I want to determine the singularities for:
$f(z) = \frac{z}{\sin(z)}$ for $z_0 = 2\pi k $, where $ k\in \mathbb{Z} $.
If the singularity is removable, I have to compute the limit.
If there is a pole, I have to specify the principal part of the Laurent series.
My thoughts:
if $ k = 0 $ the singularity is removable, and the limit is $1$.
For $ k \neq 0 $ we have a pole of order $1$, but here's is my question: how do I determine the principal part of the Laurent series?
Let me quickly give you my notation: Consider the Laurent series $$ \sum_{k = -\infty}^{\infty} a_k(z-z_0)^k = \sum_{k = 1}^{\infty} a_{-k}(z-z_0)^{-k} + \sum_{k = 0}^{\infty} a_k(z-z_0)^k .$$
The series $\sum_{k = 1}^{\infty} a_{-k}(z-z_0)^{-k}$ is called the principal part.
How do I get the principal part for this function?

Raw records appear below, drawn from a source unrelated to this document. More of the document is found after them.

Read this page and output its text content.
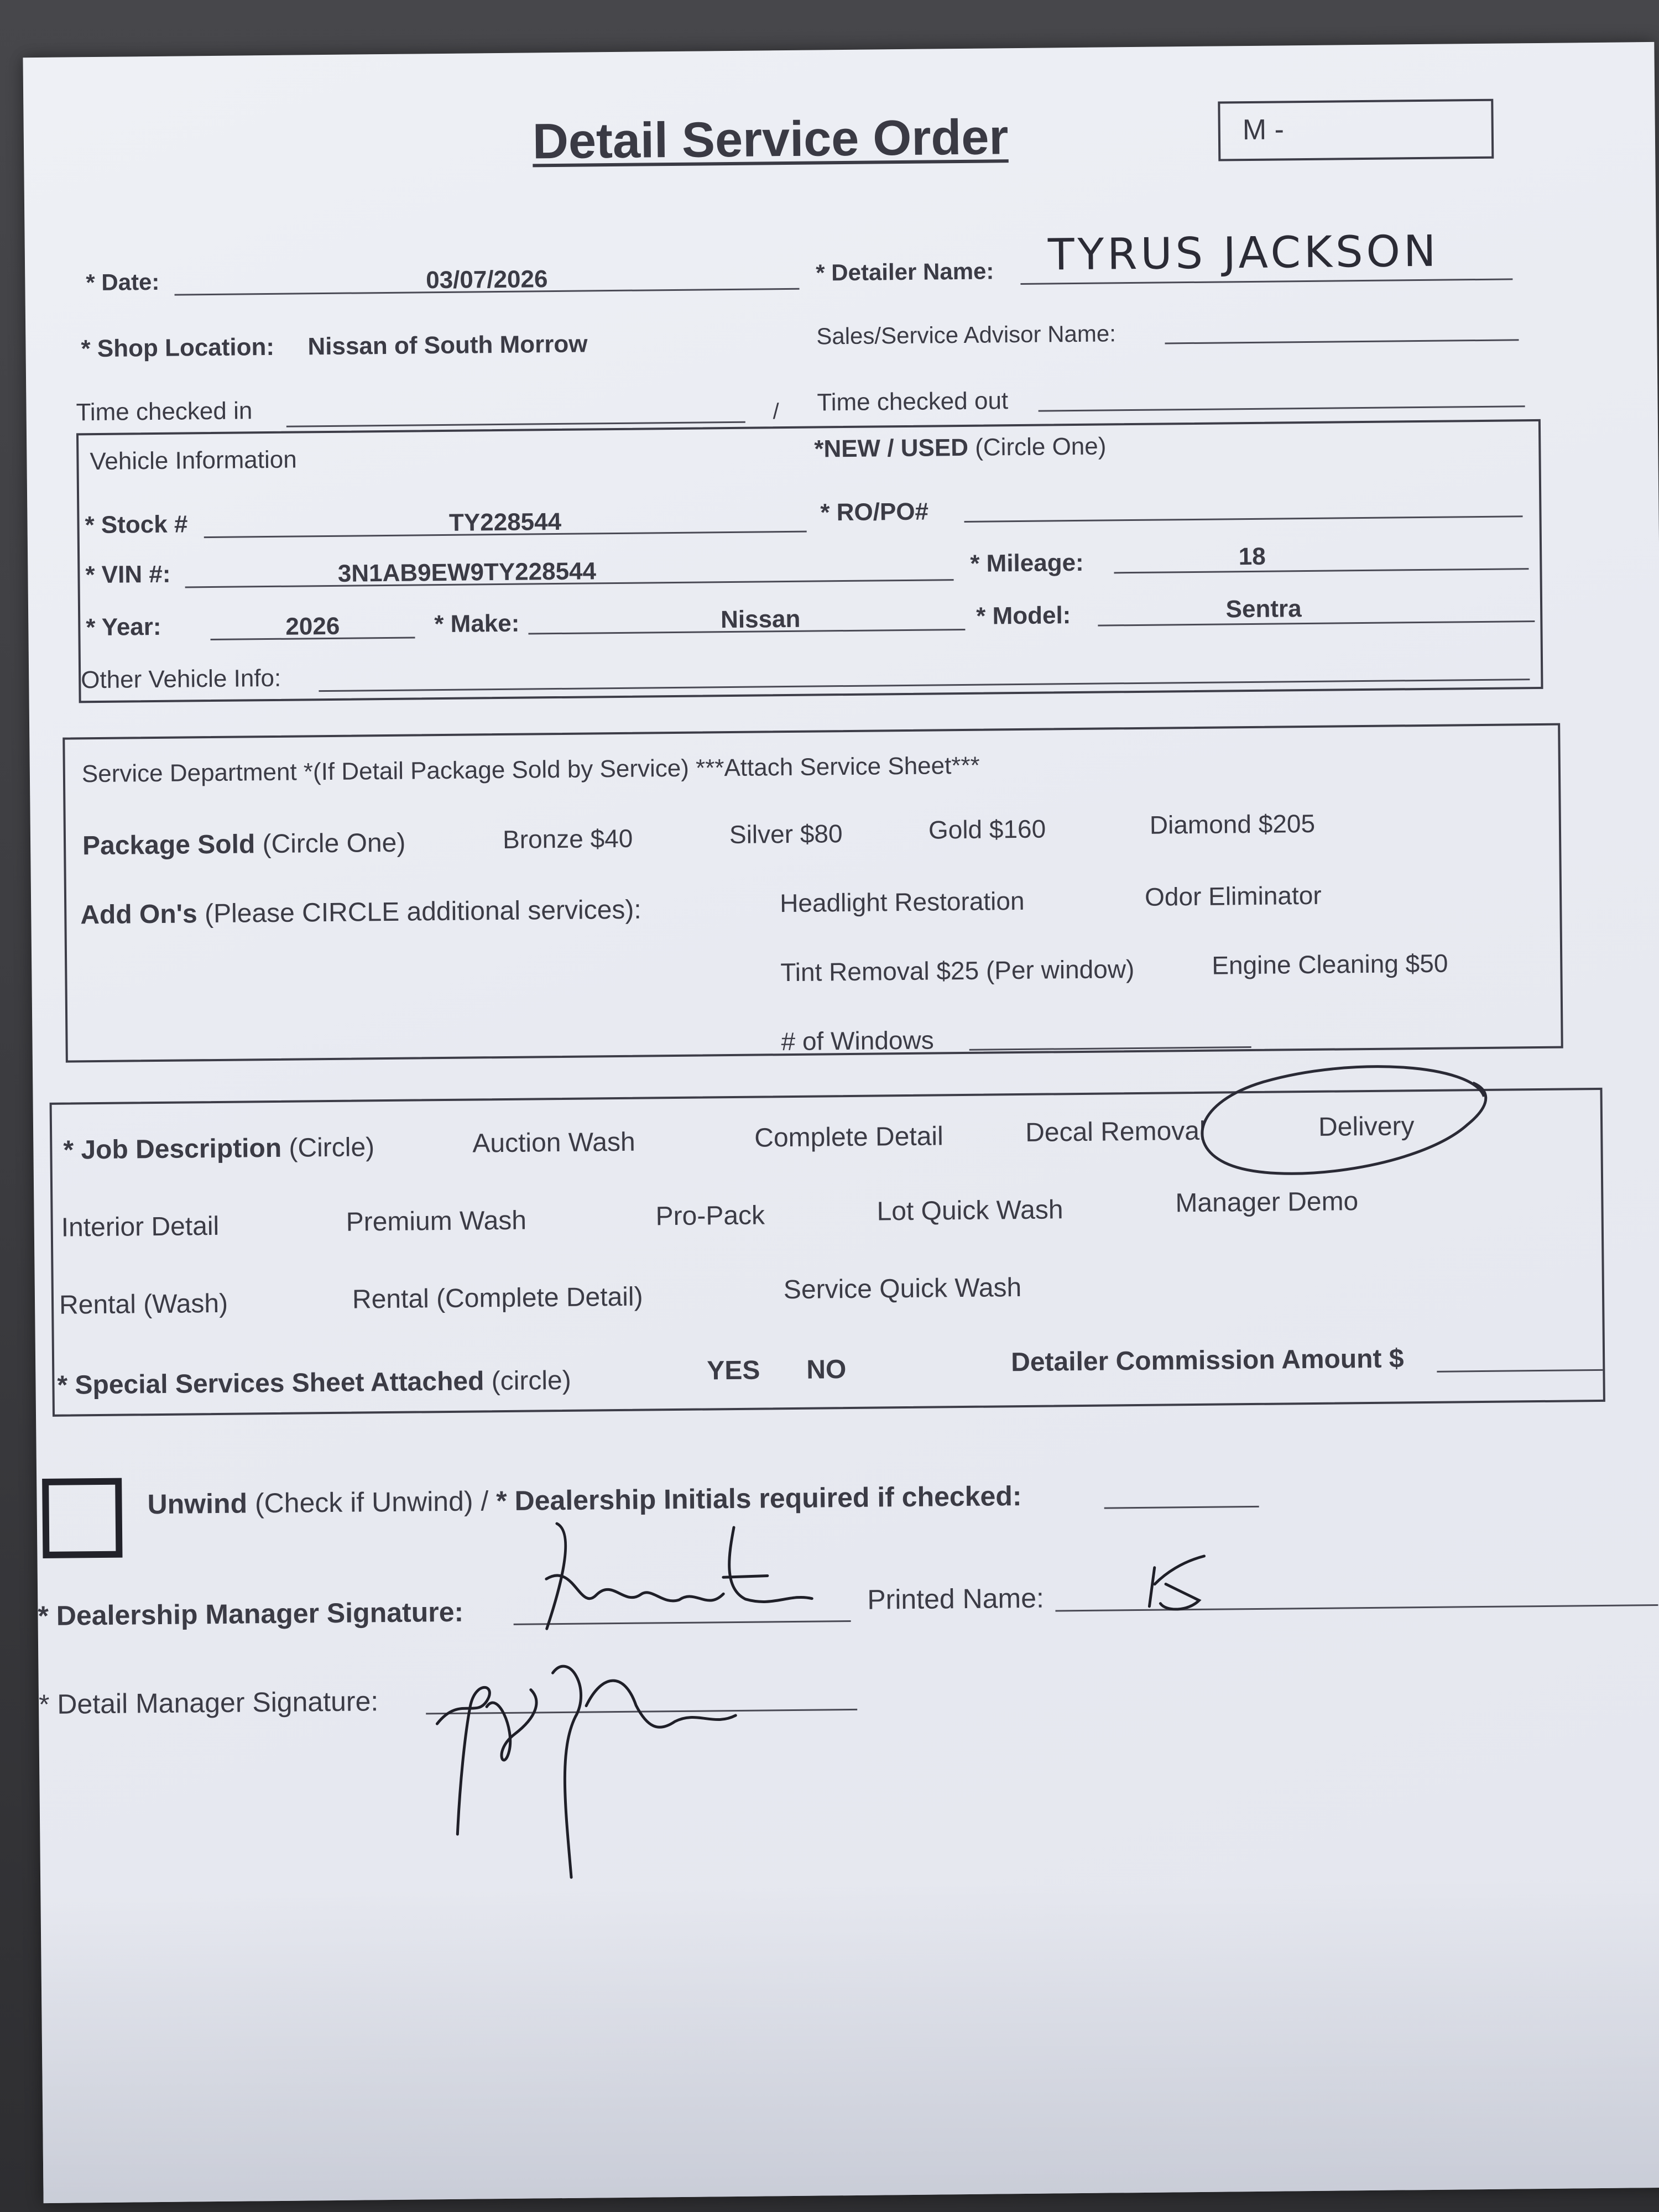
Detail Service Order	M -
* Date:	03/07/2026	* Detailer Name: TYRUS JACKSON
* Shop Location: Nissan of South Morrow	Sales/Service Advisor Name:
Time checked in	/ Time checked out
Vehicle Information	*NEW / USED (Circle One)
* Stock #	TY228544	* RO/PO#
* VIN #:	3N1AB9EW9TY228544	* Mileage:	18
* Year:	2026	* Make:	Nissan	* Model:	Sentra
Other Vehicle Info:
Service Department *(If Detail Package Sold by Service) ***Attach Service Sheet***
Package Sold (Circle One)	Bronze $40	Silver $80	Gold $160	Diamond $205
Add On's (Please CIRCLE additional services):	Headlight Restoration	Odor Eliminator
Tint Removal $25 (Per window)	Engine Cleaning $50
# of Windows
* Job Description (Circle)	Auction Wash	Complete Detail	Decal Removal	Delivery
Interior Detail	Premium Wash	Pro-Pack	Lot Quick Wash	Manager Demo
Rental (Wash)	Rental (Complete Detail)	Service Quick Wash
* Special Services Sheet Attached (circle)	YES NO	Detailer Commission Amount $
Unwind (Check if Unwind) / * Dealership Initials required if checked:
* Dealership Manager Signature:	Printed Name:
* Detail Manager Signature:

All I know is that:
$$ \frac{z}{\sin(z)} = \frac{z}{\sum_{k=0}^{\infty}\frac{(-1)^k}{(2k+1)!}z^{2k+1}} =\frac{1}{\sum_{k=0}^{\infty}\frac{(-1)^k}{(2k+1)!}z^{2k}} .$$
Best Answer
Use pole expansion,
$$\csc z=\sum_{n=-\infty}^\infty \frac{(-1)^n}{z-n\pi}$$
hence,
$$\frac{z}{\sin z}=\sum_{n=-\infty}^\infty (-1)^n\frac{z}{z-n\pi}$$
So all $z=n\pi, n\neq 0$ are simple poles.